Tuesday, February 5, 2013

Chicken with Artichokes and Lemony Capers

If I had to choose my favorite vegetable, it would probably be artichokes.  But, sometimes the tedious routine of peeling one leaf after the next until you reach the heart can turn most people off.   It's like waiting in line for a Disneyland ride.  By the time you reach the front of the line your enthusiasm has waned a bit.   Don't even mention how long it takes to cook these prickly globes, unless you have a pressure cooker.  I don't.

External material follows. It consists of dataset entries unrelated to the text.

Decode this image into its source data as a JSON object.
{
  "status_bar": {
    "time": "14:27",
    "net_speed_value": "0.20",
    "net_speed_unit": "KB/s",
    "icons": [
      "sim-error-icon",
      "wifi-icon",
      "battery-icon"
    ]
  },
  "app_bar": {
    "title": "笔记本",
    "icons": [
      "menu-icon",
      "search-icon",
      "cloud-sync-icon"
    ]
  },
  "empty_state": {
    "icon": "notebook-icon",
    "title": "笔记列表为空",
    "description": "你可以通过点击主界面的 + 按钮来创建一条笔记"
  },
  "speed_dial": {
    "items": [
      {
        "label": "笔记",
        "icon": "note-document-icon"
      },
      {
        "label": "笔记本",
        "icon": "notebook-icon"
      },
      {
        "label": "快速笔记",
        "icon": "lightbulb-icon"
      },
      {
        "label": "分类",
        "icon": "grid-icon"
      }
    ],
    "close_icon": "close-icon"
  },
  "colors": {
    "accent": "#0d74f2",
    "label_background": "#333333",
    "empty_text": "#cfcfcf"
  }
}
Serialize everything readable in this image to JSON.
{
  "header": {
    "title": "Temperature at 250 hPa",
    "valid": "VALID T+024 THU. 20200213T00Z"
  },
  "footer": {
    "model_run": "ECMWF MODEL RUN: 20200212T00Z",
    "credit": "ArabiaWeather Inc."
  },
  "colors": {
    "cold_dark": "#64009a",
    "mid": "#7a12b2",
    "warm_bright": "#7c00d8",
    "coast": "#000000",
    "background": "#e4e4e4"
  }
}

Fortunately old Trader Joe has packages of frozen artichoke hearts that get an A+ in my book.   These can be thrown into soups, stews, salads and, of course, this chicken dish.  Add a few other ingredients and you have a very flavorful sophisticated meal!

NOTE:  I used skinless, boneless chicken thighs and cut them in the middle, where there is an indent from the  de-boning process.  This allows for a more even cooking and a nicer presentation, too.

Chicken with Artichokes

4 boneless, skinless chicken thighs (now 8 pieces)

1 Tbsp vegetable or olive oil

3/4 cup flour

1/2 tsp salt

1/2 tsp paprika (optional)

1 tsp garlic powder

1 Tbsp lemon zest

Heat a large 12 inch skillet on medium heat.  Put the flour, salt, paprika, garlic and lemon zest in a pie plate and blend well.  Dredge the chicken thighs on both sides in this dry mix.  Brown on both sides in the skillet.  Remove the chicken and set aside.

Remaining ingredients:

12 oz bag of frozen artichoke hearts

1/2 shallot, thinly sliced

1/4 cup white wine

2 Tbsp lemon juice

1/2 cup chicken broth

1 Tbsp capers

Put the artichokes and shallots into the pan and heat on medium until just defrosted.  Add the wine, lemon juice and chicken broth, bring it to a boil and stir.  Add the chicken back in. Reduce the heat to simmer (low), cover and cook for about 10 minutes.  When done remove all to a serving plate and sprinkle on the capers.  Yum!  Serves 4.